Ve geliyoruz 1970’lere, onurlu ve haklı Kıbrıs çıkartmasına, ardından konan silah ambargosuna, yeniden güçlenen “kendi uçağını kendin yap” sloganı eşliğindeki büyük kampanyaya, yürekten bağışlanan milyarlarca Türk Lirasına. Sonrası ilk olarak törenlerle 1986’da havalanan, giderek sayıları 280’i bulan, yerli montaj “Savaşan Şahin” F-16’lara (Ayrıca 40 adette Mısır Hava Kuvvetleri’ne üretip satılan var).Patentin altında ise yine o bol yıldızlı, kırmızısı, mavisi, beyazı ile göz boyayanlar var. Uçuş yazılımlarının ardında da öyle.
Düşünüyorum da bazen
Ne de çabuk da yakalıyor
Ve selamlıyor bizleri
Şu şaşmaz öğretmen “Tarih”
O yaşlı ama öğrettikleri hep güncel
Öğütlerle, sembollerle
Ve o hep
Gerçeğin peşinde sürek avcısı
Bilinçli zihinlerde
Keskin sentezlerde
Ve koskoca yüreklerde
Diğer taraftan bu günlerde, ODTÜ’den değerli bir bilim adamlarımızın ( Hakan Gürsu ve ekibi) dünya çapında ses getiren bir tasarım yarışmasında “Volitan” adlı muhteşem sürat teknesi tasarımı ile iki dalda birden birinciliği ile masmavi denizlerde göğsümüzü kabartan gururu söz konusu. Benim de bilinmesini istediğim ise, yakın tarihimize bir göz attığımızda, bu gururu Türk Hava Kurumu ile 1930’larda masmavi göklerimizde çelik kanatlar olarak yaşamışlığımız söz konusu.
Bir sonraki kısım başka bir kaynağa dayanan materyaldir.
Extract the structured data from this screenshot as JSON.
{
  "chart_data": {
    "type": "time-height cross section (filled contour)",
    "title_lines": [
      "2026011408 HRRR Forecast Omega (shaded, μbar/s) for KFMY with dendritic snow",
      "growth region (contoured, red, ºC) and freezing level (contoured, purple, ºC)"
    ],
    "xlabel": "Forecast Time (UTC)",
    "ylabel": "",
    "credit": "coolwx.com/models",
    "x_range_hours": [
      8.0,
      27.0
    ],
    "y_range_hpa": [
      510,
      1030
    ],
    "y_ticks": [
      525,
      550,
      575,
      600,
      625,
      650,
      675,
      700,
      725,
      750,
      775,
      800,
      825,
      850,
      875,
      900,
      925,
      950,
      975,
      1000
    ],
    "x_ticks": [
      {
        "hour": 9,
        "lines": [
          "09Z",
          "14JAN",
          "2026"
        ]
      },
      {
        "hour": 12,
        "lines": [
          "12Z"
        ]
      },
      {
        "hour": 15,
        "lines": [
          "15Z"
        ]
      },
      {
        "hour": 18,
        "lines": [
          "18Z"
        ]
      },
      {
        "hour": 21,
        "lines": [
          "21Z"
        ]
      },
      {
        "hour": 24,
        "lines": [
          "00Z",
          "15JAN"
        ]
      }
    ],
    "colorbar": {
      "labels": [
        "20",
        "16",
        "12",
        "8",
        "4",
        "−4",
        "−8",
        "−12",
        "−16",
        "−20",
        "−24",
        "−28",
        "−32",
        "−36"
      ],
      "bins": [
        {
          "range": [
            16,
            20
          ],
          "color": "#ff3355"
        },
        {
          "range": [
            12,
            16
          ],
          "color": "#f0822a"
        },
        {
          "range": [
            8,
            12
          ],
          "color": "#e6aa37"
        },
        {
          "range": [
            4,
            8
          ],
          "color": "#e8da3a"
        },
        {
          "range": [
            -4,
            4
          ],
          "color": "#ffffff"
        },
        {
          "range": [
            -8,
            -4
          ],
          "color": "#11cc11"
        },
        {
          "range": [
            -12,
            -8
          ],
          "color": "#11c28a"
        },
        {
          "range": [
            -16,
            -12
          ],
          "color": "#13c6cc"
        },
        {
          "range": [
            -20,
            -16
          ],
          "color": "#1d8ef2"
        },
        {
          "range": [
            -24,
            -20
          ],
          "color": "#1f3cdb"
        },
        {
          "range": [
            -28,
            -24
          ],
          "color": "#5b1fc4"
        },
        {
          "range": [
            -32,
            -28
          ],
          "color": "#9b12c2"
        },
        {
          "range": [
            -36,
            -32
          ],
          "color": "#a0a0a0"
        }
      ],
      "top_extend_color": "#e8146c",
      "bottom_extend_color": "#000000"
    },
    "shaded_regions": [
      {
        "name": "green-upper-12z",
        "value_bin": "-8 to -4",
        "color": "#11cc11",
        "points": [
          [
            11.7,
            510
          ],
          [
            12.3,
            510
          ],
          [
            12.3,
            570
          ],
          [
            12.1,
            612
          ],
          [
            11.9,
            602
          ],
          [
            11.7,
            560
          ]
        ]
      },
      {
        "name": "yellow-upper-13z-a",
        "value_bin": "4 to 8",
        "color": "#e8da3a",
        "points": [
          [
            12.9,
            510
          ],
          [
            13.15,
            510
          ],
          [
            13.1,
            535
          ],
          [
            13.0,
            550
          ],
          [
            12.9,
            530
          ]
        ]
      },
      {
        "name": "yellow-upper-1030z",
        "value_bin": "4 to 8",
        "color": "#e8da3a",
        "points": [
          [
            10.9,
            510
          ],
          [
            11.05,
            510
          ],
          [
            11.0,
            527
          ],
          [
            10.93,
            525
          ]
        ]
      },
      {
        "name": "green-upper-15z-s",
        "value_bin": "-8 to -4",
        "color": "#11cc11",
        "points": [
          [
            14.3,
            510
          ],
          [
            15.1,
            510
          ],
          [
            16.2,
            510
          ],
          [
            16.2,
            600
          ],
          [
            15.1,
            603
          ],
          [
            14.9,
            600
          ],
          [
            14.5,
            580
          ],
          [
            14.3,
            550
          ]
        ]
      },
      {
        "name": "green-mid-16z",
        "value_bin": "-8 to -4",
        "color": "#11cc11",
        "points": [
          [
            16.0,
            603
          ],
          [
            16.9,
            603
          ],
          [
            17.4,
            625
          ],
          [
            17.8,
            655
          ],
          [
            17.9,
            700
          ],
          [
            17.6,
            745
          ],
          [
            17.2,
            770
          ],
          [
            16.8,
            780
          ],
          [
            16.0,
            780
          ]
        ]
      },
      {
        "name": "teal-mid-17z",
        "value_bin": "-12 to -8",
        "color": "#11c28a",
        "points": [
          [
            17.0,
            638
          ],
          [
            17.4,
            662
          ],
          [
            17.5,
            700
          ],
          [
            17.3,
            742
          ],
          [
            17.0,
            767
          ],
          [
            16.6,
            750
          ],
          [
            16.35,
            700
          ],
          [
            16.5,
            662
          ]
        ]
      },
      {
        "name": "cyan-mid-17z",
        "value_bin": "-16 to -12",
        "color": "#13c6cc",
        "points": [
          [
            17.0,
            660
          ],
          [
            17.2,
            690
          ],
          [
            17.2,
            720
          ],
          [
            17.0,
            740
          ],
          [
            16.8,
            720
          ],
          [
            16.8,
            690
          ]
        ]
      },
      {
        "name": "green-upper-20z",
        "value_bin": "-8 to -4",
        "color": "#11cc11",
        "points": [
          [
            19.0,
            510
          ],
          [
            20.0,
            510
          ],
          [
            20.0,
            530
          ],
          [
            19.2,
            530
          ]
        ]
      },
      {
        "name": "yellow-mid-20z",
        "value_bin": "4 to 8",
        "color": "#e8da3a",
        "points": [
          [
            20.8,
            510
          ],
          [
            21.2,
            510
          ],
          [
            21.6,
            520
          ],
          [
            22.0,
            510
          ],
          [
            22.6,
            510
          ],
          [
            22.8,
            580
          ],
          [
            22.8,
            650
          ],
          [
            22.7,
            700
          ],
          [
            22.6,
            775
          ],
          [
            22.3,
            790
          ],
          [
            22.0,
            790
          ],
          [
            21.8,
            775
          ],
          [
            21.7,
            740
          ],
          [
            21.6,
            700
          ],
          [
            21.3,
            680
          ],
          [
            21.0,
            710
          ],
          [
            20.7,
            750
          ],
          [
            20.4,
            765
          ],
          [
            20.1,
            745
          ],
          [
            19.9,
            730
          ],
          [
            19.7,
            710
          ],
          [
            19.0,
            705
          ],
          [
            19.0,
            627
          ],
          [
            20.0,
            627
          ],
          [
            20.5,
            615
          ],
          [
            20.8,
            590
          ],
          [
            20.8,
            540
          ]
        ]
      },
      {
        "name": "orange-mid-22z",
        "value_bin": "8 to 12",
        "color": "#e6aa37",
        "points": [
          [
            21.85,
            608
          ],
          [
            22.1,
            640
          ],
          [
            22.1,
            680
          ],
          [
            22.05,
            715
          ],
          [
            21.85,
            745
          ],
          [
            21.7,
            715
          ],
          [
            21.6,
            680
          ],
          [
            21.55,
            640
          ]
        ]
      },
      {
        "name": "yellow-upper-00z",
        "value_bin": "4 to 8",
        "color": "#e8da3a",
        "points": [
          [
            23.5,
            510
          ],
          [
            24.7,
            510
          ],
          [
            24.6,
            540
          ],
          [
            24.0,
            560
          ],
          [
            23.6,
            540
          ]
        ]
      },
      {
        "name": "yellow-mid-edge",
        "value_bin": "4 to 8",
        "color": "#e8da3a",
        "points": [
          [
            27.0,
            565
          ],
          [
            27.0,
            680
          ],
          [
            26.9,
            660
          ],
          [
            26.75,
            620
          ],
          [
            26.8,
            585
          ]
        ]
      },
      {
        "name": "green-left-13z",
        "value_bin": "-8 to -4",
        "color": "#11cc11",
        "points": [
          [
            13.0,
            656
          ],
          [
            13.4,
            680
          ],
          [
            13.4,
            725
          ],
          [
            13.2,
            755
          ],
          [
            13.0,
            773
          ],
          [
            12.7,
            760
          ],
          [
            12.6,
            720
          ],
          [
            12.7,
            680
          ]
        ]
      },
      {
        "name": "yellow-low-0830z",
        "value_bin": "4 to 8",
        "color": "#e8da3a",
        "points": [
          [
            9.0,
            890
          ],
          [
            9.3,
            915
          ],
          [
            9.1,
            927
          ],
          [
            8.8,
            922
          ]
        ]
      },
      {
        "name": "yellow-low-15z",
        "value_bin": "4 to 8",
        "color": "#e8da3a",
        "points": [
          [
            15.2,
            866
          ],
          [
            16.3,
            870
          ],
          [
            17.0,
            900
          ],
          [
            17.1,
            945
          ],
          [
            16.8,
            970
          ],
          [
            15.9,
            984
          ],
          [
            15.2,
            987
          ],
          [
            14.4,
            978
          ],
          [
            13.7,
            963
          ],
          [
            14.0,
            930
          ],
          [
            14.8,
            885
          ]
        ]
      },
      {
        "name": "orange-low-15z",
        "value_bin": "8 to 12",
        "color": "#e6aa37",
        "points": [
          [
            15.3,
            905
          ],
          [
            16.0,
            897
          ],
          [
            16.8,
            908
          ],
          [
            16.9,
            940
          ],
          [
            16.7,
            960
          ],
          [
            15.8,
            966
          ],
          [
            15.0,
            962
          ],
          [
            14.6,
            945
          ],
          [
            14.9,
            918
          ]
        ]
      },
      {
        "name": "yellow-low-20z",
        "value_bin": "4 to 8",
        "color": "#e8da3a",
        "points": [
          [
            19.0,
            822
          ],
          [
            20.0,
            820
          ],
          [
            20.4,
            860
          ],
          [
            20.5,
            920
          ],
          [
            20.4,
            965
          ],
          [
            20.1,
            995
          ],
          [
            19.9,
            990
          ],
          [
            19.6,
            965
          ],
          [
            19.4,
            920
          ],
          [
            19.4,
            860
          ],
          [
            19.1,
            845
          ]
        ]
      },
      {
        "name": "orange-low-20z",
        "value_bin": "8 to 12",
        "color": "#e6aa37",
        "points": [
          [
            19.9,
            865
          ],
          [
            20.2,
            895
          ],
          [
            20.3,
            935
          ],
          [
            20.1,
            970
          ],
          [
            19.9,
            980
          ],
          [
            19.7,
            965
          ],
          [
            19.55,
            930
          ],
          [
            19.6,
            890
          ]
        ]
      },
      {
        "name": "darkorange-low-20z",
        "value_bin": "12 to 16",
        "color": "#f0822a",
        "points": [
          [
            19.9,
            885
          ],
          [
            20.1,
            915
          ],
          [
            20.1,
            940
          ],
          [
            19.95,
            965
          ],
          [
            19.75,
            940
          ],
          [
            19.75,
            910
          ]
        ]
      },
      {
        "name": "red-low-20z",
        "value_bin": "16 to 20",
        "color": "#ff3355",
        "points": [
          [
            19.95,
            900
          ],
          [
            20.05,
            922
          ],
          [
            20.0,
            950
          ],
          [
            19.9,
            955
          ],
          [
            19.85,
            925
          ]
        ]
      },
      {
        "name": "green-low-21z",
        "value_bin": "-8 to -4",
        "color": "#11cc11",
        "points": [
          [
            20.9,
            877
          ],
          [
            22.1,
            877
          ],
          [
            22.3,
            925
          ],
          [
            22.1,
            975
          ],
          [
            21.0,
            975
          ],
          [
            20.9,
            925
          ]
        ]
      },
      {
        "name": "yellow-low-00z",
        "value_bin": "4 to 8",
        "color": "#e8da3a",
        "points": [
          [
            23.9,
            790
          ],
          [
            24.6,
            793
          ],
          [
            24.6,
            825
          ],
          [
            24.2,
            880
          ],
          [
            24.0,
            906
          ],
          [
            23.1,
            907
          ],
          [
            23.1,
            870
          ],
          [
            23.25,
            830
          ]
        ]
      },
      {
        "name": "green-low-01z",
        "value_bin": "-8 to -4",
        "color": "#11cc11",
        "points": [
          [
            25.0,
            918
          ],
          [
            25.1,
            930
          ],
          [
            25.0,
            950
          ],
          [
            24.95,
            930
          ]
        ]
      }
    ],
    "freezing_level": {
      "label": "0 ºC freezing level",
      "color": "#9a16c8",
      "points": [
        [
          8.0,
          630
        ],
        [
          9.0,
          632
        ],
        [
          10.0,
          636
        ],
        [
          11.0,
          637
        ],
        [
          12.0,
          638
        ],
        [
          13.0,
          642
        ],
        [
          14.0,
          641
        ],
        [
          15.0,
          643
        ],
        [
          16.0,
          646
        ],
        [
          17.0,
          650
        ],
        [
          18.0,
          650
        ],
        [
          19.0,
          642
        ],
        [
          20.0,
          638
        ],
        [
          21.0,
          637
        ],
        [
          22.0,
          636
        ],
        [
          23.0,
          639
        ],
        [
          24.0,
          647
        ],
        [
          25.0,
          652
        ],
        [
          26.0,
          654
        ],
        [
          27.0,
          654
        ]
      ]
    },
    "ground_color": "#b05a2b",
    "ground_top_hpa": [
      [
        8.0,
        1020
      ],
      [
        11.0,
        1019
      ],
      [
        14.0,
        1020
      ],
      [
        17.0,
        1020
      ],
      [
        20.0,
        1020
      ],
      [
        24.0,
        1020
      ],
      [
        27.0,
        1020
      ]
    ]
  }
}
Metin kısımları gerçek, giriş paragrafı ve serbest vezinli değinme kısımları ise gerçeğe göz kırpan düş şeklindeki bu yazımda o ”… babasının kucağında, gözleri ışıl, ışıl, yüreği ise kıpır, kıpır ve coşkulu, tavanda asılı ay-yıldızlı çelik kuşu hayranlıkla izleyen çocuk…” büyümüş de yoksa çağımız teknolojisine uygun ulusal uçuş yazılımları mı yapıyor ? Aman ona ve onun gibilere iyi bakalım ve iyi sahip çıkalım!..
Kötümserliğe ve karamsarlığa karşı direnmeyi ve dirilerek yeniden umutlanmayı unutmaya yüz tuttuğumuz anlarda o çocuk gözlerdeki ışıltıya güvenelim.
Kaynak: Mahmut KİPER, ”Bir başarı Öyküsünün Hüzne Dönüşü- Cumhuriyet’in Uçak Sanayisi”, Cumhuriyet-Strateji, 14 / 01 / 2008 sayfa 6&7.’den de yararlanılmıştır.